Marc Leishman (+6000) and Adam Scott (+7500) - Is it the year of the Aussie? Leishman and Cameron Smith, (+6500) won the team event in Louisiana. A pair of Australians picked up their first career PGA Tour wins this season in Matt Jones (+25000) and Cameron Davis, and two more have lifted silverware the past two weeks on the European Tour. First Lucas Herbert (+8000) won the Irish Open, and Min Woo Lee (+10000) followed it up with a victory of his own at the Scottish Open. The case can be made for either Leishman or Scott, with the former overcoming the yips in 2020 to contend a few times this season, and the latter still one of the deadliest iron players in the world when focused.
Both were clearly uncomfortable with the COVID protocol introduction on the PGA Tour last year, as Leishman's game fell to pieces and Scott simply sat out until the majors rolled around. That they are both here even as droves withdraw amidst hefty protocols in place by the R&A means they like their chances, and either are safer plays than Jason Day (+7500) to put a cherry on top of the unofficial Year of the Aussie.
Padraig Harrington (+15000) - Down the market is not a great place to find a winner at any major, but it's where we can find Team Europe's captain for the upcoming Ryder Cup, recently off a T4 finish at the PGA Championship. If Westwood can't win one for the old guys, there's plenty of hope in the 50-year-old Harrington, who briefly sniffed the top 10 last week in Scotland before settling for a T18 finish.

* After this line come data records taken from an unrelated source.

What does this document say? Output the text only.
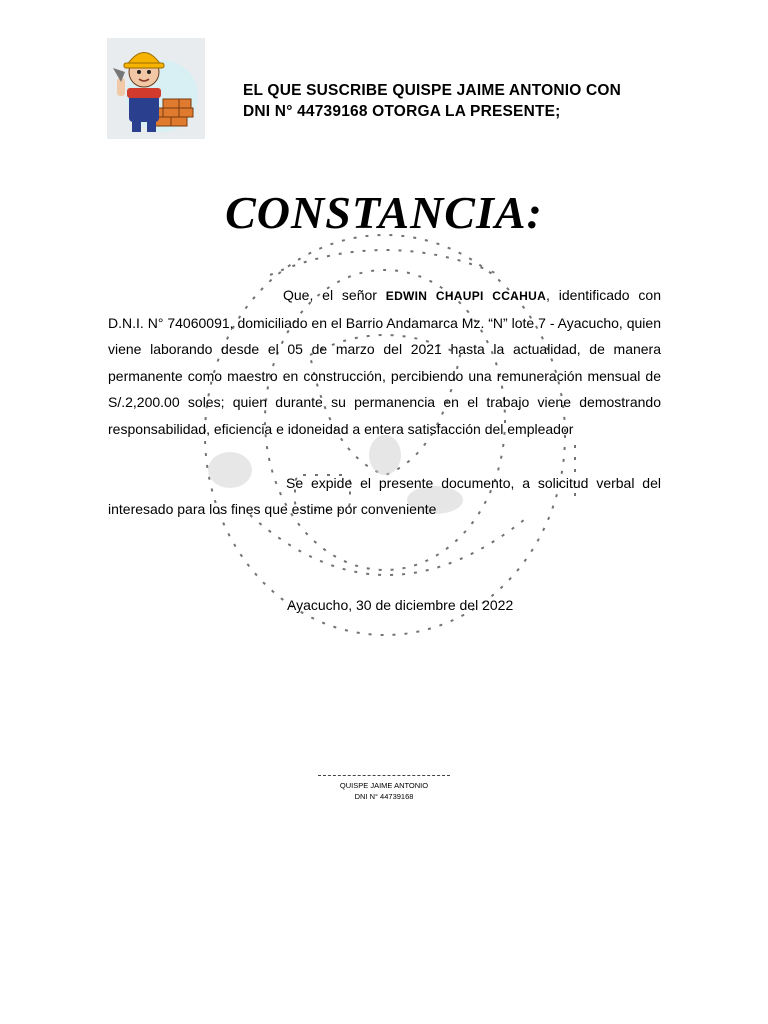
EL QUE SUSCRIBE QUISPE JAIME ANTONIO CON
DNI N° 44739168 OTORGA LA PRESENTE;
CONSTANCIA:

Que, el señor EDWIN CHAUPI CCAHUA, identificado con D.N.I. N° 74060091, domiciliado en el Barrio Andamarca Mz. “N” lote 7 - Ayacucho, quien viene laborando desde el 05 de marzo del 2021 hasta la actualidad, de manera permanente como maestro en construcción, percibiendo una remuneración mensual de S/.2,200.00 soles; quien durante su permanencia en el trabajo viene demostrando responsabilidad, eficiencia e idoneidad a entera satisfacción del empleador

Se expide el presente documento, a solicitud verbal del interesado para los fines que estime por conveniente

Ayacucho, 30 de diciembre del 2022
QUISPE JAIME ANTONIO
DNI N° 44739168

Like Westwood, he missed the cut at Royal St. George's in 2011, but this may be his last best shot at another major championship. If the last edition here is any indicator, double digits under par will be necessary to contend. The same can't be said for the next three years, which will be held at St. Andrews, Royal Liverpool, and Royal Troon, all of which saw winning scores at or below 15-under par the last time they hosted.
Harrington has always been built for tough conditions and higher scores, and he proved that he can still contend in difficult environments at Kiawah Island.